As a critical part of Docker’s transition into sustainability, we’ve been gradually rolling out limits on
docker pulls to the heaviest users of Docker Hub. As we near the end of the implementation of the rate limits, we thought we’d share some of the facts and figures behind our effort. Our goal is to ensure that Docker becomes sustainable for the long term, while continuing to offer developers 100% free tools to build, share, and run their applications.
We announced this plan in August with an effective date of November 1. We also shared that “roughly 30% of all downloads on Hub come from only 1% of our anonymous users,” illustrated in this chart:
This shows the dramatic impact that a very small percentage of anonymous, free users have on all of Docker Hub. That excessive usage by just 1%–2% of our users results not only in an unsustainable model for Docker but also slows performance for the other 98%–99% of the 11.3 million developers, CI services, and other platforms using Docker Hub every month. Those developers rely upon us to save and share their own container images, as well as to pull images from Docker Verified Publishers and our own trusted library of Docker Official Images, amounting to more than 13.6 billion pulls per month.
Based on our goal of ensuring the vast majority of developers can remain productive, we designed limits of 100 or 200 pulls in a 6-hour window for anonymous and authenticated free users, respectively. In the context of a developer’s daily workflow, 100 pulls in 6 hours amounts to a
docker pull every 3.6 minutes on average, for 6 consecutive hours. We considered this more than adequate for an individual developer, while other use cases involving high pull rates such as CI/CD pipelines or production container platforms can decrease their usage or subscribe to a paid plan.
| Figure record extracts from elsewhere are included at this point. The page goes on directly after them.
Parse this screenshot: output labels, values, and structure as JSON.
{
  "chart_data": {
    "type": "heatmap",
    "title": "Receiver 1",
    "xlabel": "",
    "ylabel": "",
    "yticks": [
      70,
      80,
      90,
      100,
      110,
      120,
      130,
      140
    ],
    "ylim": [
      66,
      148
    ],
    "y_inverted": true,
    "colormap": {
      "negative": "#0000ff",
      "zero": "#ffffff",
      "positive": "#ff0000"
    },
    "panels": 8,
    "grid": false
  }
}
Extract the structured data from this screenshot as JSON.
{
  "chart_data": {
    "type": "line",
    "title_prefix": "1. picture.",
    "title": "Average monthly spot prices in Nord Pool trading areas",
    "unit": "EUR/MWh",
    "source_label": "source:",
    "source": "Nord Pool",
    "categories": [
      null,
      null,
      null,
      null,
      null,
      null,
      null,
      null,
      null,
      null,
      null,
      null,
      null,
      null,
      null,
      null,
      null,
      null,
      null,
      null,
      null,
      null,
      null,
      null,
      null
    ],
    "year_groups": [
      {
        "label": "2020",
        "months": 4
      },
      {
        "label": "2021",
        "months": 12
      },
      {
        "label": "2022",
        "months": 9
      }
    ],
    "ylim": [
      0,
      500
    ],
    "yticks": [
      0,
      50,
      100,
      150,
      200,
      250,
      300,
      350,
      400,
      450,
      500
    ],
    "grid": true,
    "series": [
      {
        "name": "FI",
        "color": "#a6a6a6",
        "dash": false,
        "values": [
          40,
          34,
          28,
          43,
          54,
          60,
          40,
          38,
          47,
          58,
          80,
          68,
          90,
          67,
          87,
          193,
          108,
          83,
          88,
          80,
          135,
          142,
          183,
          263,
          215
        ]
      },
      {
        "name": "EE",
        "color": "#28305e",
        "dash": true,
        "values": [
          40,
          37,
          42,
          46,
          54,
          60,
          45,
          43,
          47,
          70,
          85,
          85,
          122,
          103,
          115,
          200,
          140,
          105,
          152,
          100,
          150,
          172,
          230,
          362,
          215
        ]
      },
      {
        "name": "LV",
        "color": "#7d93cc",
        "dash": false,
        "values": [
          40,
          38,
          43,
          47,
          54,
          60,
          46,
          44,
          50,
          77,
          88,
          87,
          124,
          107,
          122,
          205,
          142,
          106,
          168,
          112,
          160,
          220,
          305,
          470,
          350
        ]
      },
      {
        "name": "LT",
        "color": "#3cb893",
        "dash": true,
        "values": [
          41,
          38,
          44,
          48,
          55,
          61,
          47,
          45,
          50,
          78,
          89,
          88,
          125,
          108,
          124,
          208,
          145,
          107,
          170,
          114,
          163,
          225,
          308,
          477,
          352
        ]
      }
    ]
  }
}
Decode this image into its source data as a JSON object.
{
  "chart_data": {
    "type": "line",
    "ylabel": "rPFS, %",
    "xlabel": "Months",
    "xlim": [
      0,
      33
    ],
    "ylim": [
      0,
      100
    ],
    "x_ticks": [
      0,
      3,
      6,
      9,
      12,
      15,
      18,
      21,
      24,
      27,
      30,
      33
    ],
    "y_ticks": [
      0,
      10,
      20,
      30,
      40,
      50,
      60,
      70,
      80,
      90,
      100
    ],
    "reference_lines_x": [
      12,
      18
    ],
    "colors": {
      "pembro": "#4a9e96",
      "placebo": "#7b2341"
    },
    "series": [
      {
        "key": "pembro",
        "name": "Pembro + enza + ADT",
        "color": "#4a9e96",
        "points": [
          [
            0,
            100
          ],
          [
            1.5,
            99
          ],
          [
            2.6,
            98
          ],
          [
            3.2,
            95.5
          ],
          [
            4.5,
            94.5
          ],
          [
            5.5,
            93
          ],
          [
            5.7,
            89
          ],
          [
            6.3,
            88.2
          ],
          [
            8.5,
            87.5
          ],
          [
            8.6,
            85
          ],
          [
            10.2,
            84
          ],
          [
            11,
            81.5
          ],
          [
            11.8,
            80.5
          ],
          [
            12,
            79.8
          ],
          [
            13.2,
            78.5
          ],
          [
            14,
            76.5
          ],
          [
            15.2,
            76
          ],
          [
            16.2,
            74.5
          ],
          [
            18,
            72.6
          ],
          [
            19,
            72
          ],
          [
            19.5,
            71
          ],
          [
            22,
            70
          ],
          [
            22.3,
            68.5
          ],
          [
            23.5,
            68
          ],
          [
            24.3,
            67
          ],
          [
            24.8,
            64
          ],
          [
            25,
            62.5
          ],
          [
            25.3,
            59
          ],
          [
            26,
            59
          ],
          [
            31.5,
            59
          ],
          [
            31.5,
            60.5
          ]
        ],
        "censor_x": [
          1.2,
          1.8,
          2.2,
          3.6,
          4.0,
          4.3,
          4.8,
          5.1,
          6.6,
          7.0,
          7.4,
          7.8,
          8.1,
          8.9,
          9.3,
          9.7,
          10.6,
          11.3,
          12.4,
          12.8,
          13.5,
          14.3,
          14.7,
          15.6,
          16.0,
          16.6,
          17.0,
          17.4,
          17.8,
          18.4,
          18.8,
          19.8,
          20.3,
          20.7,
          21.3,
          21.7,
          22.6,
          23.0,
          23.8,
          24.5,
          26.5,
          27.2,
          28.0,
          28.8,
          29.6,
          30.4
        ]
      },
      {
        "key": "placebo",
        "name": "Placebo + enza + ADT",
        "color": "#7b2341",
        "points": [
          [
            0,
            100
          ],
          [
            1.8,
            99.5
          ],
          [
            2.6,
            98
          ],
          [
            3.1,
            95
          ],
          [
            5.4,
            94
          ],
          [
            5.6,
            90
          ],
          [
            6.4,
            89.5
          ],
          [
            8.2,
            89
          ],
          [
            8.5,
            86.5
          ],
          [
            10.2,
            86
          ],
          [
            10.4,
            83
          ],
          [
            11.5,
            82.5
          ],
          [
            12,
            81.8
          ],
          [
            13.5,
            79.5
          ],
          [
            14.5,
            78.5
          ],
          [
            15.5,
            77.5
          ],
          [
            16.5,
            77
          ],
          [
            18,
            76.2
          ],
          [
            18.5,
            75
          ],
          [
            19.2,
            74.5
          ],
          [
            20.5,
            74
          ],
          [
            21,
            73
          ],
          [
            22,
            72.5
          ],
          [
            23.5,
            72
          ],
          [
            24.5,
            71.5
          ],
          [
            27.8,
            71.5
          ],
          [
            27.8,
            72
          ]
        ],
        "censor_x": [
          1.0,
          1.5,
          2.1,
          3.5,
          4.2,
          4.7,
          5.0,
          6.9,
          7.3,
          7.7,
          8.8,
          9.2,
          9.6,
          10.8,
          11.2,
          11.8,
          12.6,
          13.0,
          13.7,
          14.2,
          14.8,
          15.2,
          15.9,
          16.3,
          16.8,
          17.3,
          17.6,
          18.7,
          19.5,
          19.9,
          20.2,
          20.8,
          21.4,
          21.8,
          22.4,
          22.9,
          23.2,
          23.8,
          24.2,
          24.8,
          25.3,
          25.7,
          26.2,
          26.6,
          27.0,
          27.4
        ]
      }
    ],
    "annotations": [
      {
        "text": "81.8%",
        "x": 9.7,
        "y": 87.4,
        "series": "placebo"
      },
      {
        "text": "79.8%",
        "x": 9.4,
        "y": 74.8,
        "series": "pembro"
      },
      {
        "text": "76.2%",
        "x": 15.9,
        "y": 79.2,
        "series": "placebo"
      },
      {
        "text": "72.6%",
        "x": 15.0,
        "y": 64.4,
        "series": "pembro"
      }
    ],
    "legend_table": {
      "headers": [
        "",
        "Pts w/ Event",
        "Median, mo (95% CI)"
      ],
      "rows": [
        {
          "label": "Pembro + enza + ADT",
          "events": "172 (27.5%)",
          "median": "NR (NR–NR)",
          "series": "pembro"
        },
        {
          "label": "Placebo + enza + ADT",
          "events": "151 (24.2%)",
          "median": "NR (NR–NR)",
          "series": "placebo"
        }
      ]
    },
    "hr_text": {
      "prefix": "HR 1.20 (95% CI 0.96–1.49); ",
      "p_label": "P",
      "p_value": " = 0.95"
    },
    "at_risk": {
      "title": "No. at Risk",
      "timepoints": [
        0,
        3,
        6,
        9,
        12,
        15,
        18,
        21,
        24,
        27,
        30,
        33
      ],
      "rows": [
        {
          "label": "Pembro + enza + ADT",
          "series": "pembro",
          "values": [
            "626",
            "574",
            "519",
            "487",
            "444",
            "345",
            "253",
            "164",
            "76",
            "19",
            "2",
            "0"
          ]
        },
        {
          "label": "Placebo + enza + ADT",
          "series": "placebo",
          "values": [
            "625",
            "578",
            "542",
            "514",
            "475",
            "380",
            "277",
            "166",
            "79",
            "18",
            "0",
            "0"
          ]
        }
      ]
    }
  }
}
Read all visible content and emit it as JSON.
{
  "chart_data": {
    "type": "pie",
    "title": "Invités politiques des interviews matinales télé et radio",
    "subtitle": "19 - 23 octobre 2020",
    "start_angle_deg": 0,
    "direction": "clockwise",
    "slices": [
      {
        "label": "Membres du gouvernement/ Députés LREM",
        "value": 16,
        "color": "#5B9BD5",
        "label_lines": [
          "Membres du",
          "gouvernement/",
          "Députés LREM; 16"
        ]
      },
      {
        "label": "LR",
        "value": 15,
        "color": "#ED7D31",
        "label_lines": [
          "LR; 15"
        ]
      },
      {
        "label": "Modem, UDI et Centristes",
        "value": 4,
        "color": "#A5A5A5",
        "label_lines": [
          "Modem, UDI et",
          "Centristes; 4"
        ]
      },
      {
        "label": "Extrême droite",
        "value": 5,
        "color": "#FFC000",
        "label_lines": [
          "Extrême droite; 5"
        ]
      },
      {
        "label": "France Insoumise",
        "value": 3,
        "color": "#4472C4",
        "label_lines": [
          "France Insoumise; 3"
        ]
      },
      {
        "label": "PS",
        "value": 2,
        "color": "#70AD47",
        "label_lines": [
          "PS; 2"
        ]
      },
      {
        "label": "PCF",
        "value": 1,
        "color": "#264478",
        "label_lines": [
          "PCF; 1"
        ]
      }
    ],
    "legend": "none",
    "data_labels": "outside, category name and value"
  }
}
Over the course of a month, a single anonymous developer can (with the help of automation) make up to 12,000
docker pulls. By authenticating, that number increases to 24,000
docker pulls for free. As Docker container images vary in size from a few MB to well above 1 GB, focusing on pulls rather than size provides predictability to developers. They can pull images as they’re building applications, without worrying about their size but rather about their value.
Based on these limits, we expected only 1.5% of daily unique IP addresses to be included — roughly 40,000 IPs in total, out of more than 2 million IPs that pull from Docker Hub every day. The other 98.5% of IPs using Docker Hub can carry on unaffected — or more likely, receive improved performance as the heaviest users decreased.
As November 1st approached, we created a rollout plan that provided additional advance notice and decreased impact — even to developers we haven’t been able to reach through our emails or blog posts. We’ve put a few things in place to ease the transition for anyone affected:
- Providing a grace period after November 1 prior to full enforcement for all usage, so only a small fraction of the heaviest users were limited early in our rollout;
- Progressive rollout of enforcement across the affected population, to provide for additional opportunities for communications to reach Docker developers, and to minimize any inadvertent impact; and
- Temporary time windows of full enforcement, to raise awareness of unknown reliance upon Docker Hub and to reach developers without Docker IDs who we could not otherwise.
On Wednesday, November 18, we expect to complete our progressive rollout to the new limits of 100 pulls and 200 pulls per 6-hour window for anonymous and authenticated free users, respectively. At that point, anyone who has not yet encountered the limits can reasonably conclude that their current usage of
docker pulls is in that 98.5% of unaffected Docker Hub users.
As we’ve progressed down this path toward creating a sustainable Docker, we’ve heard multiple times from developers that the temporary full-enforcement windows were valuable. They surfaced unknown reliance upon Docker Hub, as well as areas where our paying customers had not yet authenticated their usage. We’ve also worked with customers to identify problems that were unknowingly causing some of the massive downloads, like runaway processes downloading once every 3 seconds. Alongside this, we’ve created additional paid offerings to support large enterprises, ISVs, and service providers with needs like IP allowlisting or namespace allowlisting.
We greatly appreciate the trust placed in Docker by the entire software community, and we look forward to helping you continue to build the great applications of the future!